Pemimpin yang efektif sering memberdayakan “cerita” dalam bentuk dongeng sejak zaman dahulu kala.
Sebelum era tulisan, pemimpin sebuah kaum selalu mengumpulkan anggota sukunya untuk menuturkan kisah dan legenda-legenda yang hidup dalam kaum tersebut. Kisah pahlawan mereka. Kisah keberanian mereka. Kisah perjuangan mereka. Untuk menginspirasi generasi selanjutnya.

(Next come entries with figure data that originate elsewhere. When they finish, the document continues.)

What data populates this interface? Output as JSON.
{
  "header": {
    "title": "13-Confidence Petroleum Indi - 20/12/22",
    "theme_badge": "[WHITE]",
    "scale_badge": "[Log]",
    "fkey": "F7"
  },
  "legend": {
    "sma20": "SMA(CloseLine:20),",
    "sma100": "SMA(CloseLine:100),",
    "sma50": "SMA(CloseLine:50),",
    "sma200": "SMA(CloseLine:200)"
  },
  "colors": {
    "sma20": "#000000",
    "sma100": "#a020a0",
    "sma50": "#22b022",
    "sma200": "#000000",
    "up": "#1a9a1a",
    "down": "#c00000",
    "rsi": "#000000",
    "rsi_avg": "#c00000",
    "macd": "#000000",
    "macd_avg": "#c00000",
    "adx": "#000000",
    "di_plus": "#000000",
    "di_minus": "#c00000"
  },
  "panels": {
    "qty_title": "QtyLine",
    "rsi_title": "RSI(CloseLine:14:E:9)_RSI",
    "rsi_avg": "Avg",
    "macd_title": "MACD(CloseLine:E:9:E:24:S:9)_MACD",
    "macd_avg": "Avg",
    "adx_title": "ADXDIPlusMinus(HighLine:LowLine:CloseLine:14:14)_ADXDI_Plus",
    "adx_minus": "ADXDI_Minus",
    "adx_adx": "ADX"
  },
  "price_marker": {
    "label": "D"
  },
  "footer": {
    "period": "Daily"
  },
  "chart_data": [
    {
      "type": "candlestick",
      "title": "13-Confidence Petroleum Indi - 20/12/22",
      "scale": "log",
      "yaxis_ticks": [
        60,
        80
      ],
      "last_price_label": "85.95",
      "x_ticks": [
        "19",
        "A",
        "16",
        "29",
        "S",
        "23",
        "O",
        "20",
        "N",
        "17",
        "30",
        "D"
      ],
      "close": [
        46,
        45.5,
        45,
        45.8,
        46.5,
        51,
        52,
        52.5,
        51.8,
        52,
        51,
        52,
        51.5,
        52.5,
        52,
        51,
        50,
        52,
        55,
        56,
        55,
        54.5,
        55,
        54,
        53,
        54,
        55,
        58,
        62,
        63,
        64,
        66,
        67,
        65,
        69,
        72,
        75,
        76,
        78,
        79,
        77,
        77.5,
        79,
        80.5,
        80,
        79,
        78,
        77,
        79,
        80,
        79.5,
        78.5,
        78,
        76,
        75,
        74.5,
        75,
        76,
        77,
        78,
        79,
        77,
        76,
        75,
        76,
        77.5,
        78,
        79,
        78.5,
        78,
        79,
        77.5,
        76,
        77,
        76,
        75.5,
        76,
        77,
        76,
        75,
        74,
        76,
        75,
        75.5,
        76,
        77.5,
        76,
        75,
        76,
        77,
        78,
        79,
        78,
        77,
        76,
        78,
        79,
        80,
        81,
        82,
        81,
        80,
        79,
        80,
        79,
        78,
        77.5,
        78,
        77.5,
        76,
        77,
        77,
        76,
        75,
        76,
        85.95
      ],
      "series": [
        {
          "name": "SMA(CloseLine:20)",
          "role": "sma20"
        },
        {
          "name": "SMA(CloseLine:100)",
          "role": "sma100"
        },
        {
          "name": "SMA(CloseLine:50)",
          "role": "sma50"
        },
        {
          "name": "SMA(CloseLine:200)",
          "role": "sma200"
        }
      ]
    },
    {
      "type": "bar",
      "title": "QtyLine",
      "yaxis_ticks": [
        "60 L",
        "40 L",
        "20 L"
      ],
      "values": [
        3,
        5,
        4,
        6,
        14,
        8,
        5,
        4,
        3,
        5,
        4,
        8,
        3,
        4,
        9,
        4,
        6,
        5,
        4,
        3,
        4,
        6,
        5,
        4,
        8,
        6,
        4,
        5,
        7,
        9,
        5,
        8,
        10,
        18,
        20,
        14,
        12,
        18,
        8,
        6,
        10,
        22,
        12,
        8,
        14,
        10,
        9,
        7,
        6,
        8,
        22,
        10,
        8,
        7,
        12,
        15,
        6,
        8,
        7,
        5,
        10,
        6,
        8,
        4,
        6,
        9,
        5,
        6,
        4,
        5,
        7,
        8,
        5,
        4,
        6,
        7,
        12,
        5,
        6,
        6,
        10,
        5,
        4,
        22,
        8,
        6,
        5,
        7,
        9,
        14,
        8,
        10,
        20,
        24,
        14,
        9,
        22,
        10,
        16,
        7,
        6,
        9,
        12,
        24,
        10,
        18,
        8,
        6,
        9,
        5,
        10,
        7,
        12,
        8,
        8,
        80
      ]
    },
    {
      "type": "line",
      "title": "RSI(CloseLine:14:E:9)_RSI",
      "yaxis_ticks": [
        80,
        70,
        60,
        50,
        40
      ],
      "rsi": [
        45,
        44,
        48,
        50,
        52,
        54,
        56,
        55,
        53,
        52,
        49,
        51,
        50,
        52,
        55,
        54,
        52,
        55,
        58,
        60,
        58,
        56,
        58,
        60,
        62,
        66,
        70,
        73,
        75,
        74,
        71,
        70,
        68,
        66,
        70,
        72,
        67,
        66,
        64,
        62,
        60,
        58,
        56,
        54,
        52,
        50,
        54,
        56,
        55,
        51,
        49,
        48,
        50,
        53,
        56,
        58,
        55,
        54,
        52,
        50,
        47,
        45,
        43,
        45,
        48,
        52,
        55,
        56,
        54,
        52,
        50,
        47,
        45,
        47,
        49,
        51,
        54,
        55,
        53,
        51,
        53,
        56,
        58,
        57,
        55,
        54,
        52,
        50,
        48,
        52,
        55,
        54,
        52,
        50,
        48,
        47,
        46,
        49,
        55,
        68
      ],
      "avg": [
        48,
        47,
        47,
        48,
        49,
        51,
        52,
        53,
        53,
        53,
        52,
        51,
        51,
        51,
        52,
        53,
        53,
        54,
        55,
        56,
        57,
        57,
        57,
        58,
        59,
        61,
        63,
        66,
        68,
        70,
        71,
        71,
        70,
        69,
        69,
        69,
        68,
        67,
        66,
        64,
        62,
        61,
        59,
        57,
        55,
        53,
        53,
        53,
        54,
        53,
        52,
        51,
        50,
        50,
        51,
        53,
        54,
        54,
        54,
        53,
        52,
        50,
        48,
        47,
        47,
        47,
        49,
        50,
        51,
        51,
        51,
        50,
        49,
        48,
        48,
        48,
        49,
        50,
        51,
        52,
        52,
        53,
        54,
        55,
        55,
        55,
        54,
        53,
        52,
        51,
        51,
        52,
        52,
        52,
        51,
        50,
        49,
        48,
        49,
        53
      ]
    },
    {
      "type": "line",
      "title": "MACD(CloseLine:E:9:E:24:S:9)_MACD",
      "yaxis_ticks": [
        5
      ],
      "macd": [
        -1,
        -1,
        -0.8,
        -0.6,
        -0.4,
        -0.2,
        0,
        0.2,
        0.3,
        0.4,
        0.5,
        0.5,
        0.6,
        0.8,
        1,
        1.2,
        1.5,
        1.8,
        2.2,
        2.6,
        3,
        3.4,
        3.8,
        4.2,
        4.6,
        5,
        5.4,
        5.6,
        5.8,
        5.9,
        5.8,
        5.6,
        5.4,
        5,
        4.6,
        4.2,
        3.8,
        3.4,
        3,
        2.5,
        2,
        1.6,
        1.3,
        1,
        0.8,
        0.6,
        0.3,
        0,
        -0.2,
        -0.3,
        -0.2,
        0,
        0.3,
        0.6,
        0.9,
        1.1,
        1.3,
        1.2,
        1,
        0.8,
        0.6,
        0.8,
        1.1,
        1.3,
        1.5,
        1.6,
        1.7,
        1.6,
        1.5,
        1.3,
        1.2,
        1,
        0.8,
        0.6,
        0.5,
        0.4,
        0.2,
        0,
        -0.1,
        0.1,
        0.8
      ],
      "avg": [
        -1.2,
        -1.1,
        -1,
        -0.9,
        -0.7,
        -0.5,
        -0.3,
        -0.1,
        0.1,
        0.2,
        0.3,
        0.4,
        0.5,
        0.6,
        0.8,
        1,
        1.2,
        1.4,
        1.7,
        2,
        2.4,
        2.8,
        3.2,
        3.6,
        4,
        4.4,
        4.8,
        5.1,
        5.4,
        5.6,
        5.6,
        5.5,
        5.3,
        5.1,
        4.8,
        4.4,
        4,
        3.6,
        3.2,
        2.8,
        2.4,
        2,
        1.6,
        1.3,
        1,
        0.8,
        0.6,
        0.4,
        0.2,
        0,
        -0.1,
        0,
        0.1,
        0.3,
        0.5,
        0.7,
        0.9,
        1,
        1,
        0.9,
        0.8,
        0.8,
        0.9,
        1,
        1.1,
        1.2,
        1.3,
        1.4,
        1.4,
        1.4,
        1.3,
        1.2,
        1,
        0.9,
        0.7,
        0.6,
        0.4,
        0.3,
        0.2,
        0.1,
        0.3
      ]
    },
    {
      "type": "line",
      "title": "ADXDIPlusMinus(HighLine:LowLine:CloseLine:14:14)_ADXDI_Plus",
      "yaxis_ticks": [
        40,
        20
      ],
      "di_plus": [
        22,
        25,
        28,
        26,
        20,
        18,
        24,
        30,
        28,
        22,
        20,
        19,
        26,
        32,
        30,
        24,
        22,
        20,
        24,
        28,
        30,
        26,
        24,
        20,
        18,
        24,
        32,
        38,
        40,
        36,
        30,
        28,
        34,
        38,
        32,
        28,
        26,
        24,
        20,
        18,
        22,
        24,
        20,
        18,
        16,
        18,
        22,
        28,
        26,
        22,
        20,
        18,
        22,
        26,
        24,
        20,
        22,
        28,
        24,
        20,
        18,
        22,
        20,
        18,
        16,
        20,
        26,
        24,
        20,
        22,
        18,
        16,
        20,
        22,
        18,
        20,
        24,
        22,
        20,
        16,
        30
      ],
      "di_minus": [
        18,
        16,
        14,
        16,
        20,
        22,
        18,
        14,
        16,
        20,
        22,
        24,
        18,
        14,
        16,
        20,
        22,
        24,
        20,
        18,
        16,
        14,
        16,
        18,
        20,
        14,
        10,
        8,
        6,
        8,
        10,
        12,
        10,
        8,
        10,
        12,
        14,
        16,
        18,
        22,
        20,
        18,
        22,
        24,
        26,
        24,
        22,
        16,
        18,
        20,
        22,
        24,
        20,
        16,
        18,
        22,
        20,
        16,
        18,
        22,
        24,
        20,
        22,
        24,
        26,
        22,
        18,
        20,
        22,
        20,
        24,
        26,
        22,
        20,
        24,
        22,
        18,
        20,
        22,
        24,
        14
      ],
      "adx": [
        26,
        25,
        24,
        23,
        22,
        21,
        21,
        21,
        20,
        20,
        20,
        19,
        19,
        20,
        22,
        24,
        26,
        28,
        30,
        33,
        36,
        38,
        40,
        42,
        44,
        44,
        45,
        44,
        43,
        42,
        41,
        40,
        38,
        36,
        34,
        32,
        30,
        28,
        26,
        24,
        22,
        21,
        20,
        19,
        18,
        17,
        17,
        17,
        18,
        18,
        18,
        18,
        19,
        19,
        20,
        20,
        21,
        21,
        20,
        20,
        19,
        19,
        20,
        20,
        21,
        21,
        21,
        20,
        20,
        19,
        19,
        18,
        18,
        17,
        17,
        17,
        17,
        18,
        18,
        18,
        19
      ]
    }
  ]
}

Didalam dunia pendidikan pesantren, proses ini masih dilakukan hingga sekarang. Kami menyebutnya dengan “Transformasi nilai”.
Pengasuh pondok – tidak harus Kiai- dan pembantu-pembantunya (Asatidz serta pengelola Organisasi Santri) secara berkala mengumpulkan santri-santri, bisa di ruang perkumpulan, di kamar, di masjid atau di ruang terbuka disekeliling api unggun dan disetiap kesempatan, untuk mentransformasi nilai pendidikan ke dalam kepala dan hati mereka.
Dikesempatan inilah mereka menyampaikan kisah-kisah tauladan, kisah pengorbanan, perjuangan dan nilai nilai yang menjadi dasar setiap aktivitas yang dijalani setiap penghuni pondok.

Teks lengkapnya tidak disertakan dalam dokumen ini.